Sandra | 265 comments Hollow, and the Hollow's Prism series, by Christa Yelich-Koth.

great stories, strong characters.

message 30: by Vivien (new)

Vivien Ayinotu (ayinotuv) | 4 comments I’m yet to try them out.

message 31: by Eva (last edited Dec 06, 2017 03:29AM) (new)

Eva (evagpinos) | 13 comments Hi everyone!

One graphic novel I love is Lola Vendetta, by Raquel Riba Rossy. At least for now there is no English translation, but it could be easy to understand with an intermediate Spanish level.

message 32: by Ashley (new)

Ashley | 82 comments npr just released a list of staff picks for books. there's a ton of graphic novels listed: npr&utm_term=nprnews&utm_content=202905#/_

message 33: by Roseann (new)

Roseann | 2 comments I also love Rat Queens. The characters are strong, hard partying, saving their world on their own terms. I find that Image Comics in general publishes a lot of series with strong, female lead protagonists, and not just your typical Marvel or DC women, who are great too, but you know what I mean. See my review of Rat Queens at grownupgirlsguidetographicnovels@wordpress.com.

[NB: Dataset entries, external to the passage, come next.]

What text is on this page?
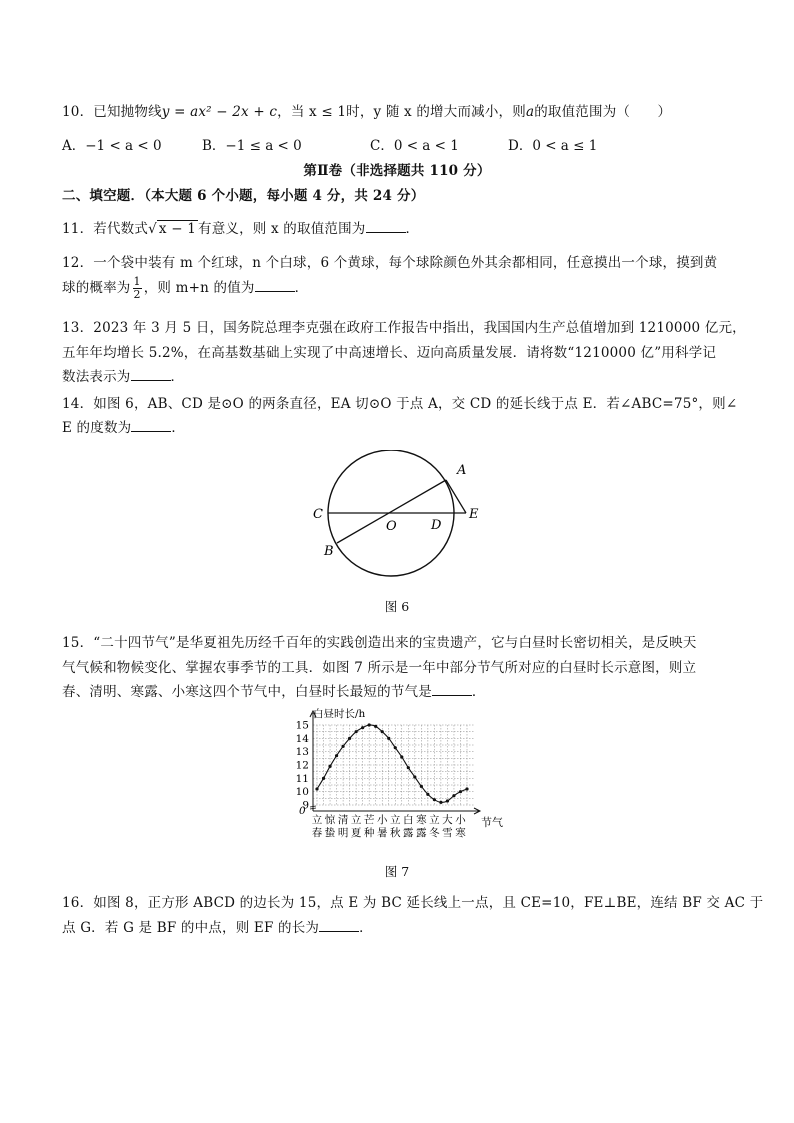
10．已知抛物线y = ax² − 2x + c，当 x ≤ 1时，y 随 x 的增大而减小，则a的取值范围为（　　）
A．−1 < a < 0	B．−1 ≤ a < 0	C．0 < a < 1	D．0 < a ≤ 1
第Ⅱ卷（非选择题共 110 分）
二、填空题．（本大题 6 个小题，每小题 4 分，共 24 分）
11．若代数式√ x − 1 有意义，则 x 的取值范围为	．
12．一个袋中装有 m 个红球，n 个白球，6 个黄球，每个球除颜色外其余都相同，任意摸出一个球，摸到黄
球的概率为 $\frac{1}{2}$ ，则 m+n 的值为	．
13．2023 年 3 月 5 日，国务院总理李克强在政府工作报告中指出，我国国内生产总值增加到 1210000 亿元，
五年年均增长 5.2%，在高基数基础上实现了中高速增长、迈向高质量发展．请将数“1210000 亿”用科学记
数法表示为	．
14．如图 6，AB、CD 是⊙O 的两条直径，EA 切⊙O 于点 A，交 CD 的延长线于点 E．若∠ABC=75°，则∠
E 的度数为	．
A
B
C
D
E
O
图 6
15．“二十四节气”是华夏祖先历经千百年的实践创造出来的宝贵遗产，它与白昼时长密切相关，是反映天
气气候和物候变化、掌握农事季节的工具．如图 7 所示是一年中部分节气所对应的白昼时长示意图，则立
春、清明、寒露、小寒这四个节气中，白昼时长最短的节气是	．
9
10
11
12
13
14
15
立
春
惊
蛰
清
明
立
夏
芒
种
小
暑
立
秋
白
露
寒
露
立
冬
大
雪
小
寒
白昼时长/h
节气
0
图 7
16．如图 8，正方形 ABCD 的边长为 15，点 E 为 BC 延长线上一点，且 CE=10，FE⊥BE，连结 BF 交 AC 于
点 G．若 G 是 BF 的中点，则 EF 的长为	．
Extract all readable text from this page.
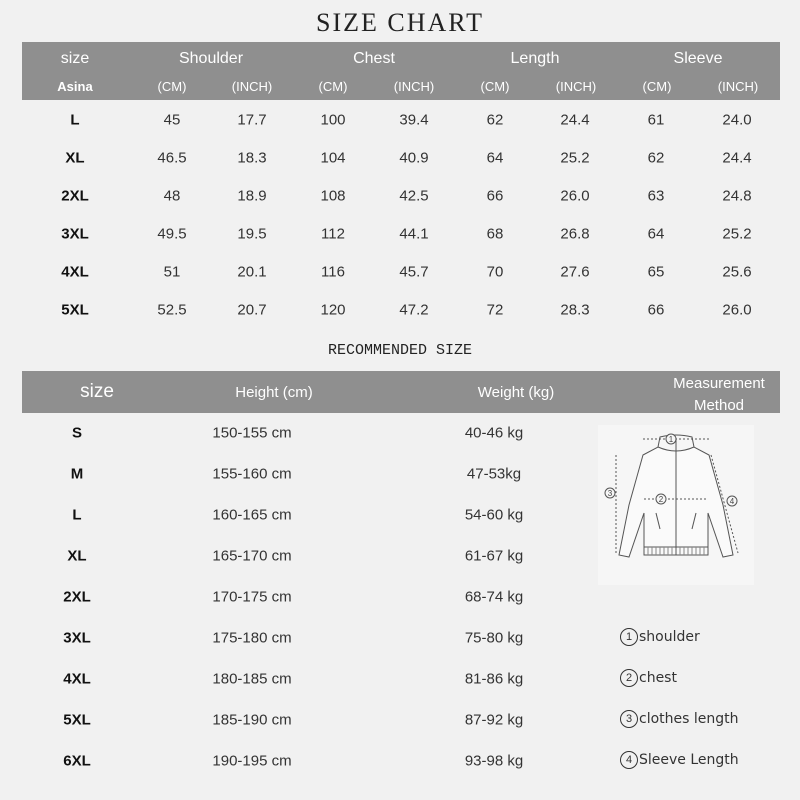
SIZE CHART
size	Shoulder	Chest	Length	Sleeve
Asina	(CM)	(INCH)	(CM)	(INCH)	(CM)	(INCH)	(CM)	(INCH)
L	45	17.7	100	39.4	62	24.4	61	24.0
XL	46.5	18.3	104	40.9	64	25.2	62	24.4
2XL	48	18.9	108	42.5	66	26.0	63	24.8
3XL	49.5	19.5	112	44.1	68	26.8	64	25.2
4XL	51	20.1	116	45.7	70	27.6	65	25.6
5XL	52.5	20.7	120	47.2	72	28.3	66	26.0
RECOMMENDED SIZE
size	Height (cm)	Weight (kg)
Measurement Method
S	150-155 cm	40-46 kg
M	155-160 cm	47-53kg
L	160-165 cm	54-60 kg
XL	165-170 cm	61-67 kg
2XL	170-175 cm	68-74 kg
3XL	175-180 cm	75-80 kg
4XL	180-185 cm	81-86 kg
5XL	185-190 cm	87-92 kg
6XL	190-195 cm	93-98 kg
1
2
3
4
1 shoulder
2 chest
3 clothes length
4 Sleeve Length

message 34: by Hannah (last edited Dec 07, 2017 07:54PM) (new)

Hannah | 22 comments I think A-Force, Volume 0: Warzones! and Mockingbird, Vol. 1: I Can Explain are great graphic novels about strong, independent women! They are about superheroes...I guess I don't know if that's what you were wanting or not.

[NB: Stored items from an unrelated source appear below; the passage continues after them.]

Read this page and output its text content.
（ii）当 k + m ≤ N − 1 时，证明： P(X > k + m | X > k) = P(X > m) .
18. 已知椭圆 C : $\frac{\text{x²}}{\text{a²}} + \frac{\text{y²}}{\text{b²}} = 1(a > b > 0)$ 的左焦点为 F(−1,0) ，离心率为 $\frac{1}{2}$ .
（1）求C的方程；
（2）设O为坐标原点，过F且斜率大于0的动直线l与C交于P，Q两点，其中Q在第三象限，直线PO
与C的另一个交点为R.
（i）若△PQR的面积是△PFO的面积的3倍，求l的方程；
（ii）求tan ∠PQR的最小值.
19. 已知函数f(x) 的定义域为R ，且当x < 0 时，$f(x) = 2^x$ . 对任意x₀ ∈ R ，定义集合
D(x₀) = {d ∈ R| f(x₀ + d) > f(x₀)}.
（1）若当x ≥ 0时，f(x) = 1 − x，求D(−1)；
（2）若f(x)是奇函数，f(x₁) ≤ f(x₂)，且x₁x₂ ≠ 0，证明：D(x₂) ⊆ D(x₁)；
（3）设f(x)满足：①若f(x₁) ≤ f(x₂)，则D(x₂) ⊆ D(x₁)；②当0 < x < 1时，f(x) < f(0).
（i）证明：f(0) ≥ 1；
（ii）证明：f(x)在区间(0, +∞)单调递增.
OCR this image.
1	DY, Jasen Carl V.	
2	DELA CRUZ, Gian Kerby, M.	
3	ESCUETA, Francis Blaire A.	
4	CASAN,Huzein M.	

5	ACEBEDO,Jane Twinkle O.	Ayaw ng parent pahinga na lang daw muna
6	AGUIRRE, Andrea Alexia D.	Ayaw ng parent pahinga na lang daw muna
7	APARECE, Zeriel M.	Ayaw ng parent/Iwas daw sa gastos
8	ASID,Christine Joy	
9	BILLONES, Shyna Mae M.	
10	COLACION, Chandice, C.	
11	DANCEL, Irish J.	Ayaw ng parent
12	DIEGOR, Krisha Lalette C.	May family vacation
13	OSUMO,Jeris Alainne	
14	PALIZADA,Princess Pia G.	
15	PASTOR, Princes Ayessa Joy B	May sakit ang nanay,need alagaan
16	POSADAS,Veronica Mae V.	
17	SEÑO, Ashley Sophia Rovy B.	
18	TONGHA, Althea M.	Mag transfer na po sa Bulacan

message 35: by Stella (last edited Dec 17, 2017 10:22AM) (new)

Stella I just found this one at our public library: The Witch Boy by Molly Knox Ostertag https://www.goodreads.com/book/show/3... -- it's about middle school reading level. In Aster's family, boys are shape shifters and girls are witches. Only Aster is a boy who knows he's a witch. His non-magical friend is a girl who loves sports. Great ethnic diversity of characters. My son and I enjoyed reading it. Hope others like it, too.

message 36: by Ross (new)

Ross | 1444 comments Stella wrote: "I just found this one at our public library: The Witch Boy by Molly Knox Ostertag https://www.goodreads.com/book/show/3... -- it's about middle school reading level. In Aster's fa..."

good link and story I have read comics for longer than the average age of OSS members and it has been slow medium until recent years with addressing its attitude to women. Indeed my good friend Emma T Clement OSS member is also a comic fan. Progress always good to see that we are getting there, to equality :)

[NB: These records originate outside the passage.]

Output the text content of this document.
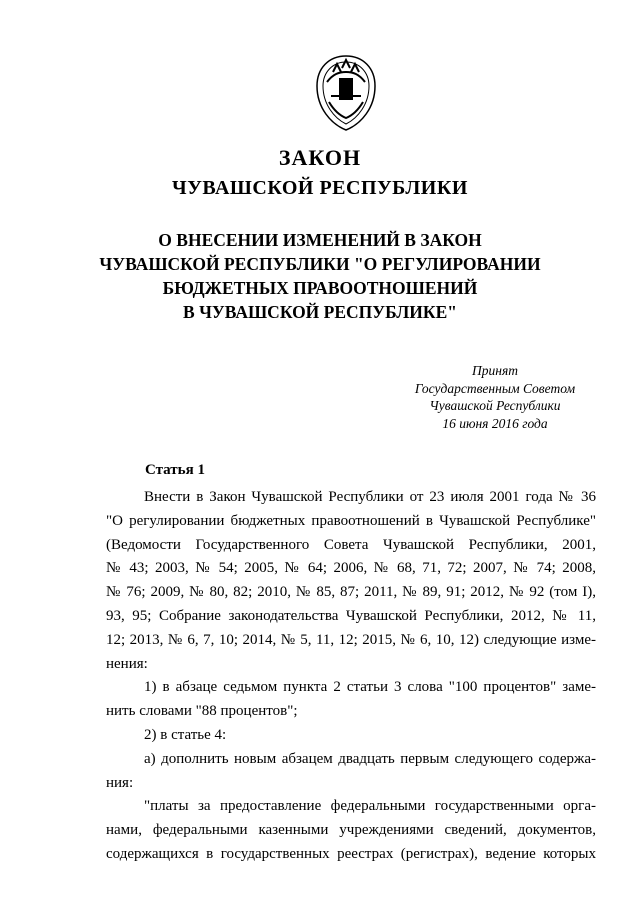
ЗАКОН
ЧУВАШСКОЙ РЕСПУБЛИКИ
О ВНЕСЕНИИ ИЗМЕНЕНИЙ В ЗАКОН
ЧУВАШСКОЙ РЕСПУБЛИКИ "О РЕГУЛИРОВАНИИ
БЮДЖЕТНЫХ ПРАВООТНОШЕНИЙ
В ЧУВАШСКОЙ РЕСПУБЛИКЕ"
Принят
Государственным Советом
Чувашской Республики
16 июня 2016 года
Статья 1
Внести в Закон Чувашской Республики от 23 июля 2001 года № 36
"О регулировании бюджетных правоотношений в Чувашской Республике"
(Ведомости Государственного Совета Чувашской Республики, 2001,
№ 43; 2003, № 54; 2005, № 64; 2006, № 68, 71, 72; 2007, № 74; 2008,
№ 76; 2009, № 80, 82; 2010, № 85, 87; 2011, № 89, 91; 2012, № 92 (том I),
93, 95; Собрание законодательства Чувашской Республики, 2012, № 11,
12; 2013, № 6, 7, 10; 2014, № 5, 11, 12; 2015, № 6, 10, 12) следующие изме-
нения:
1) в абзаце седьмом пункта 2 статьи 3 слова "100 процентов" заме-
нить словами "88 процентов";
2) в статье 4:
а) дополнить новым абзацем двадцать первым следующего содержа-
ния:
"платы за предоставление федеральными государственными орга-
нами, федеральными казенными учреждениями сведений, документов,
содержащихся в государственных реестрах (регистрах), ведение которых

message 37: by yasmine (new)

yasmine skalli | 5 comments it may not be related to feminism, but it’s definitely a graphic novel to educate people on the israeli arab conflict. the book is palestine: a nation occupied. 10/10 recommend.

message 38: by Ross (new)

Ross | 1444 comments The papergirls which won a goodreads award is another great choice for intersectional feminist content.

message 39: by Gerd (new)

Gerd | 428 comments This One Summer, not Feminist per se, from what I know, but a strong female centred story as the critics say.

An Olympic Dream: The Story of Samia Yusuf Omar, same here, not Feminist per se but centred around a strong (in this case real) female character.

message 40: by Pablo (new)

Pablo (pablobi) | 8 comments Looking at some of the suggestions, (Saga, Rat Queens, Lumber Janes, Paper Route Girls) some are available via Hoopla Digital (Library). So if you want to read before deciding to buy or you do not mind waiting for the latest chapter in some cases, it is a great resource.

message 41: by Laure (new)

Laure | 390 comments New webcomic by Pénélope Bagieu on the Paris Review! :-)

message 42: by Clare (new)

Clare Rainey Excellent thread. Looking forward to trying some of these out!